There could also be a middle ground here: marketing the new product as meat, but qualifying that designation. So “cultured meat,” or “lab-grown meat”—people have even thrown around “cell-based meat” (though technically speaking, all meat is cell-based). You can’t, after all, just call your soy milk plain old milk. “Almond milk is obviously not the lactate of a mammary gland,” says animal geneticist Alison Van Eenennaam of UC Davis. “So I think probably there’s going to have to be some other distinguisher so it’s not mislabeled, because the FDA rules on labeling is it can’t be false or misleading. And if it’s labeled ‘meat,’ you could make an argument that that’s misleading.”
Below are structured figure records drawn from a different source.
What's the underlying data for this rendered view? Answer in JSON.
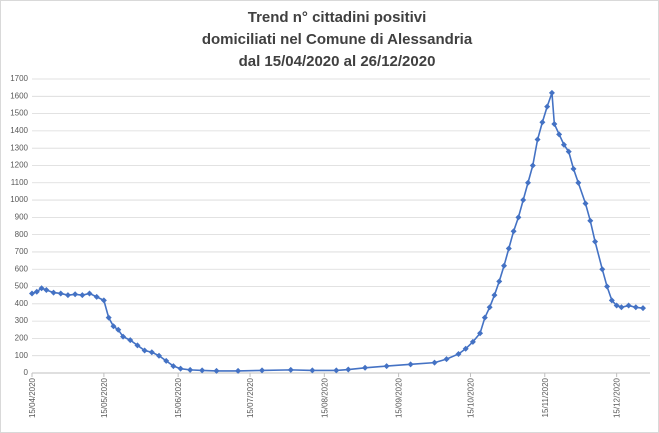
{
  "chart_data": {
    "type": "line",
    "title": [
      "Trend n° cittadini positivi",
      "domiciliati nel Comune di Alessandria",
      "dal 15/04/2020 al 26/12/2020"
    ],
    "x": [
      "15/04/2020",
      "17/04/2020",
      "19/04/2020",
      "21/04/2020",
      "24/04/2020",
      "27/04/2020",
      "30/04/2020",
      "03/05/2020",
      "06/05/2020",
      "09/05/2020",
      "12/05/2020",
      "15/05/2020",
      "17/05/2020",
      "19/05/2020",
      "21/05/2020",
      "23/05/2020",
      "26/05/2020",
      "29/05/2020",
      "01/06/2020",
      "04/06/2020",
      "07/06/2020",
      "10/06/2020",
      "13/06/2020",
      "16/06/2020",
      "20/06/2020",
      "25/06/2020",
      "01/07/2020",
      "10/07/2020",
      "20/07/2020",
      "01/08/2020",
      "10/08/2020",
      "20/08/2020",
      "25/08/2020",
      "01/09/2020",
      "10/09/2020",
      "20/09/2020",
      "30/09/2020",
      "05/10/2020",
      "10/10/2020",
      "13/10/2020",
      "16/10/2020",
      "19/10/2020",
      "21/10/2020",
      "23/10/2020",
      "25/10/2020",
      "27/10/2020",
      "29/10/2020",
      "31/10/2020",
      "02/11/2020",
      "04/11/2020",
      "06/11/2020",
      "08/11/2020",
      "10/11/2020",
      "12/11/2020",
      "14/11/2020",
      "16/11/2020",
      "18/11/2020",
      "19/11/2020",
      "21/11/2020",
      "23/11/2020",
      "25/11/2020",
      "27/11/2020",
      "29/11/2020",
      "02/12/2020",
      "04/12/2020",
      "06/12/2020",
      "09/12/2020",
      "11/12/2020",
      "13/12/2020",
      "15/12/2020",
      "17/12/2020",
      "20/12/2020",
      "23/12/2020",
      "26/12/2020"
    ],
    "series": [
      {
        "name": "positivi",
        "color": "#4472c4",
        "values": [
          460,
          470,
          490,
          480,
          465,
          460,
          450,
          455,
          450,
          460,
          440,
          420,
          320,
          270,
          250,
          210,
          190,
          160,
          130,
          120,
          100,
          70,
          40,
          25,
          18,
          15,
          12,
          12,
          15,
          18,
          15,
          15,
          20,
          30,
          40,
          50,
          60,
          80,
          110,
          140,
          180,
          230,
          320,
          380,
          450,
          530,
          620,
          720,
          820,
          900,
          1000,
          1100,
          1200,
          1350,
          1450,
          1540,
          1620,
          1440,
          1380,
          1320,
          1280,
          1180,
          1100,
          980,
          880,
          760,
          600,
          500,
          420,
          390,
          380,
          390,
          380,
          375
        ]
      }
    ],
    "ylim": [
      0,
      1700
    ],
    "yticks": [
      0,
      100,
      200,
      300,
      400,
      500,
      600,
      700,
      800,
      900,
      1000,
      1100,
      1200,
      1300,
      1400,
      1500,
      1600,
      1700
    ],
    "xticks": [
      "15/04/2020",
      "15/05/2020",
      "15/06/2020",
      "15/07/2020",
      "15/08/2020",
      "15/09/2020",
      "15/10/2020",
      "15/11/2020",
      "15/12/2020"
    ],
    "grid": true
  }
}
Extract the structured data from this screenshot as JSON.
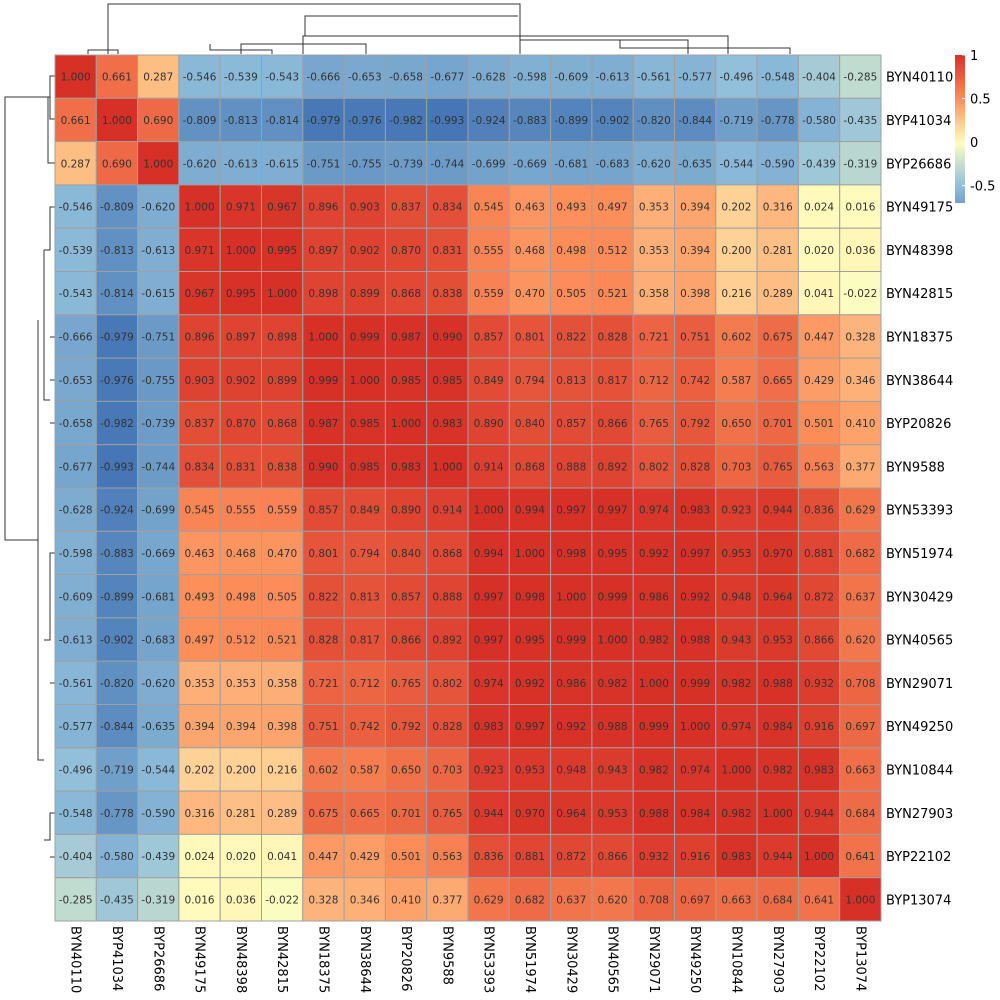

Figuring out what to call lab-grown meat could also influence which government body takes responsibility for the burgeoning industry. “It does dictate who regulates it,” says Van Eenennaam, “because meat is regulated by the USDA and cell-based stuff tends to be regulated by the FDA.” Lab-grown meat is, well, kind of both. The USDA strictly inspects meat production facilities, so would you consider vats of cultured meat a production facility? It’s certainly producing meat, only in a wildly different way than traditional means on a farm.

“From the US Cattlemen’s perspective, the qualifier would not be an acceptable substitute,” says Biondo. “That’s only because we see exactly what happened with the dairy industry when folks used that qualifying term to describe something that’s not milk or dairy.” “Soy milk” instead of something like “soy juice,” for example. The dairy industry claims this can lead to confusion—for instance, consumers expecting the same nutrition from soy milk that they’d get from cow milk. And obviously the industry has financial incentives here.

Words, it turns out, are powerful things. Lab-grown meat probably won’t ever totally replace cattle and chickens in the food supply—some consumers will always want the old-school stuff, and much of the world depends on livestock for more than just meat. But there’s serious potential for semantic crises to change the future of our food supply.